Templated dataset I/O — create, open, read, write, append (packet table), and the sparse-matrix CSC group form.

Dataset operations

The dataset API is the bulk of H5CPP's surface. All operations take an element type T from the Supported Types matrix and return / populate that type directly — no manual buffer management, no shape bookkeeping when the destination is a value or container.

Datasets live below an open h5::fd_t and are addressed by POSIX-style path. Lifetime is RAII via h5::ds_t. Optional h5::offset / h5::stride / h5::count / h5::block arguments select a hyperslab for partial I/O; omitting them touches the whole extent.

At a glance

Operation	Function	Returns
Allocate	`h5::create<T>(fd, path, args...)`	`h5::ds_t`
Open existing	`h5::open(fd, path, dapl?)`	`h5::ds_t`
Read — return by value	`auto v = h5::read<T>(ds, args...)`	`T`
Read — into reference	`h5::read(ds, T& ref, args...)`	`void`
Read — into raw pointer	`h5::read(ds, T* ptr, h5::count{...}, args...)`	`void`
Streaming read (C++20 ranges view)	`for (auto v : h5::view<T>(ds)) …`	`std::ranges::input_range`
Write a value	`h5::write(ds, value, args...)`	`h5::ds_t`
Write + create on demand	`h5::write(fd, path, value, args...)`	`h5::ds_t`
Append (packet table)	`h5::append(pt, value)` + `h5::flush(pt)`	`void`
Write sparse (CSC)	`h5::write(parent, path, sparse_src)`	`h5::gr_t`
Read sparse	`auto m = h5::read<arma::SpMat<T>>(parent, path)`	`T` (sparse)

Every overload follows the same [fd, path] / [ds] parent dispatch matrix — pick the one that matches what you already have open.

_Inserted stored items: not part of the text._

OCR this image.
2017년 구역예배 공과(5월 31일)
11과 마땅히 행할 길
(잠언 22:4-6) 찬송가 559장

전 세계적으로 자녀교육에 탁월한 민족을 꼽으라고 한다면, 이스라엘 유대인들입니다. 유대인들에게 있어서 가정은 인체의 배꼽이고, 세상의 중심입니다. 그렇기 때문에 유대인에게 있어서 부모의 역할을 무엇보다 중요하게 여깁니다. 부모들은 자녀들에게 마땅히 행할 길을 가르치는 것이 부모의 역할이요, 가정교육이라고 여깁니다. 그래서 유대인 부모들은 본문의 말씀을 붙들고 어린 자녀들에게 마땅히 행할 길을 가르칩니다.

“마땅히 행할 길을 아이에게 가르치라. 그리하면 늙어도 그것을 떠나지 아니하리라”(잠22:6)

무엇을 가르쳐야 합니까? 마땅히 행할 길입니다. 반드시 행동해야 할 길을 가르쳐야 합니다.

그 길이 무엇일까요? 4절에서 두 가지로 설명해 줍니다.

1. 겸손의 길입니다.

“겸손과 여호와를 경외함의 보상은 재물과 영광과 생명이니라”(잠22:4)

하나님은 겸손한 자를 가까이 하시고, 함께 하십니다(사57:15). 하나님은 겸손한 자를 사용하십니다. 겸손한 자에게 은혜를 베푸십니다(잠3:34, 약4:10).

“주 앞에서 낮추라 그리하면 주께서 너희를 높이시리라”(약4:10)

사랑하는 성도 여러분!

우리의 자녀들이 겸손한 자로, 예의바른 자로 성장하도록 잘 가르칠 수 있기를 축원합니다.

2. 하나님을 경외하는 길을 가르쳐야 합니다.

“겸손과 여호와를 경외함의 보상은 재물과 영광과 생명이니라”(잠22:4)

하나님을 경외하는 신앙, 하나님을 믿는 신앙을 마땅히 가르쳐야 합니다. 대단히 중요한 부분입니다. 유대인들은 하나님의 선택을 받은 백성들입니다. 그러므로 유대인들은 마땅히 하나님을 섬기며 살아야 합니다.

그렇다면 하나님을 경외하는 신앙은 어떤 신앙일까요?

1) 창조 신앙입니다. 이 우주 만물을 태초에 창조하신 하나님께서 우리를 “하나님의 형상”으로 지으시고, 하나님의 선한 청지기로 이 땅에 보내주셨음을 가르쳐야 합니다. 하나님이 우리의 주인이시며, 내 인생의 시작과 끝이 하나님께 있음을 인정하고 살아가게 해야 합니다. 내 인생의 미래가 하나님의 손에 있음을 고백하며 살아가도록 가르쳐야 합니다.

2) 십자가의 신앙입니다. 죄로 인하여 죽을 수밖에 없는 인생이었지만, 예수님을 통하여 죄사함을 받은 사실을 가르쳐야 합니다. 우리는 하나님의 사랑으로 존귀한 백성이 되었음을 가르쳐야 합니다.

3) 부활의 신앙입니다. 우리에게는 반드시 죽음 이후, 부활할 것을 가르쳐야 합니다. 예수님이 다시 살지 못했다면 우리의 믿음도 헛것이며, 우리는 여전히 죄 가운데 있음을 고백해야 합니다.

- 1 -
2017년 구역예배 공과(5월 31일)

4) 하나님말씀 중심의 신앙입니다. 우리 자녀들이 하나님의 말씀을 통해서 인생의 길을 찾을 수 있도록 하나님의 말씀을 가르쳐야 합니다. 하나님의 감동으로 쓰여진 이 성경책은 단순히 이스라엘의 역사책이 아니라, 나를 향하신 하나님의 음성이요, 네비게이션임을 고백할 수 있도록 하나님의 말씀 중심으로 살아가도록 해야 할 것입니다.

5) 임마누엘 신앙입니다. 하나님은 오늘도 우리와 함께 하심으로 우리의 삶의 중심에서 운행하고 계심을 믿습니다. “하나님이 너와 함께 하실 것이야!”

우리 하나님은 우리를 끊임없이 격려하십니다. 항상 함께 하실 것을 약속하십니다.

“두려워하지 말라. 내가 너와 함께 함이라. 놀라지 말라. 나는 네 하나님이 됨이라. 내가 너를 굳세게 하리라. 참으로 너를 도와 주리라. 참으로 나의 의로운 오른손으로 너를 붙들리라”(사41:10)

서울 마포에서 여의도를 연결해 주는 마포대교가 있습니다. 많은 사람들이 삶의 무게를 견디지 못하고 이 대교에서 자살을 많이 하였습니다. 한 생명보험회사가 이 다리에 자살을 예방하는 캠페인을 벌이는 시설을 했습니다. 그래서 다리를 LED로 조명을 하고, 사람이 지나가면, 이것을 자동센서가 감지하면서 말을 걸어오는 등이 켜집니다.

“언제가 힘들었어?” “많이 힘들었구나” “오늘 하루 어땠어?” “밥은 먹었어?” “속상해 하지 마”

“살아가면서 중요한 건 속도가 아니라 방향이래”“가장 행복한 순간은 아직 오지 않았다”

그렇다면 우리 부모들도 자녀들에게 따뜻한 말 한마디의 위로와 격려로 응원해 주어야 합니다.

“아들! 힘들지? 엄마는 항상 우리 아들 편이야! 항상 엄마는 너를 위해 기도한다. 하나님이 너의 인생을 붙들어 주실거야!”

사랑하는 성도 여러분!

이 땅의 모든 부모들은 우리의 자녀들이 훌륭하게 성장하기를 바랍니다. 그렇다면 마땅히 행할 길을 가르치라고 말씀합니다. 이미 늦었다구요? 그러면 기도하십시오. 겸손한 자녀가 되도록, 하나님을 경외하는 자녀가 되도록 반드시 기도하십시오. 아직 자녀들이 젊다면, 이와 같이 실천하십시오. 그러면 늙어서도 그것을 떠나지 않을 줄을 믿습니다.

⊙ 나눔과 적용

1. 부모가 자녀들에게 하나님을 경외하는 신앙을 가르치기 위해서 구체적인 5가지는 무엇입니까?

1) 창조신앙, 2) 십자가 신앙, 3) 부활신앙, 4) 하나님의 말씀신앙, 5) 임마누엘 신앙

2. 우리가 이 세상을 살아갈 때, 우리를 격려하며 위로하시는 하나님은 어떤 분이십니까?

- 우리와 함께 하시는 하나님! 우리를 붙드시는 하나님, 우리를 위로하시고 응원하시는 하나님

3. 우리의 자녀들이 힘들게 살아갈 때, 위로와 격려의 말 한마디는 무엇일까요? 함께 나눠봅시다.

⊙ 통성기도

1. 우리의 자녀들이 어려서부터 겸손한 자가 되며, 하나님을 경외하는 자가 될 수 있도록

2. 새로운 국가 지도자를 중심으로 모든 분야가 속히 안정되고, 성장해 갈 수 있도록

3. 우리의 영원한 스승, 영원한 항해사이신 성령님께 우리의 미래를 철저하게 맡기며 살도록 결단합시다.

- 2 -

`h5::create` — allocate a new dataset

template<class T, class... args_t>
h5::ds_t h5::create(const h5::fd_t& fd, const std::string& dataset_path,
                    args_t&&... args);
 
// Convenience — opens the file (H5F_ACC_RDWR), creates dataset, returns.
template<class T, class... args_t>
h5::ds_t h5::create(const std::string& file_path,
                    const std::string& dataset_path, args_t&&... args);

Allocates a new HDF5 dataset of element type T. Shape comes from h5::current_dims; extendable dimensions from h5::max_dims; chunking, compression, and filter pipelines from h5::chunk{...} / h5::gzip{N} / h5::fletcher32 / h5::shuffle etc. (see Property Lists).

Parameters

Name	Type	Description
`fd`	`const h5::fd_t&`	Open file descriptor.
`dataset_path`	`const std::string&`	POSIX-style path inside the file; intermediate groups are created when `h5::default_lcpl` is used.
`args...`	variadic	Optional: `h5::current_dims`, `h5::max_dims`, `h5::chunk`, filter pipeline, `h5::dcpl_t`, `h5::lcpl_t`, `h5::dapl_t`, explicit `h5::dt_t<T>`.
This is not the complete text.